The €1 billion pledge, as well as planned acts like the Ocean Act (2027), show that the EU is preparing more enforceable mechanisms. If done well, that means less risk of good policies without follow-through.
Aligning with the Pact’s priorities could help participate strategically (or lead) in areas like marine restoration, blue economy innovation, AI/data for governance, coastal resilience, etc.
Being aware of criticisms (NGO perspective) helps anticipate where to push for stronger implementation: e.g. ensure that MPAs are actually enforced, practices like bottom trawling are phased out, pollution is cut at source.
Next-Steps for Ocean Community
Tracking EU/Ocean Pact implementation via the “Ocean Pact Scoreboard” or similar mechanisms. Regular reports and metrics will likely be published, identifying which states are moving faster, where gaps are.
Partnering with coastal and community stakeholders to ensure that outermost regions, small-scale fishers, island communities are effectively included. This strengthens legitimacy and effectiveness.
Monitoring and campaigning for binding legislation: pushing for the Ocean Act by 2027 to include strong binding targets/enforcement. Also pushing within Member States for better implementation of existing legislation (e.g. Common Fisheries Policy, Nature Directives).

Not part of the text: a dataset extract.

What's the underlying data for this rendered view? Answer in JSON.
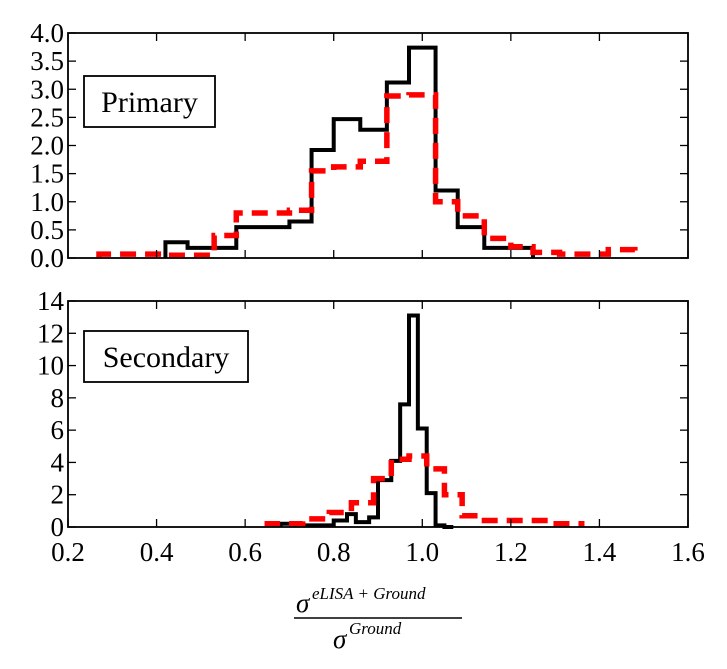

Focus on science, innovation & data tools: support for observation networks, AI, digital twins, improving ocean literacy, to ensure decisions are evidence-based.
Transparency & public engagement: ensuring that ocean policy is not just decided in Brussels but is visible to citizens, local communities, and that implementation is held accountable.
One World, One Ocean, One Community.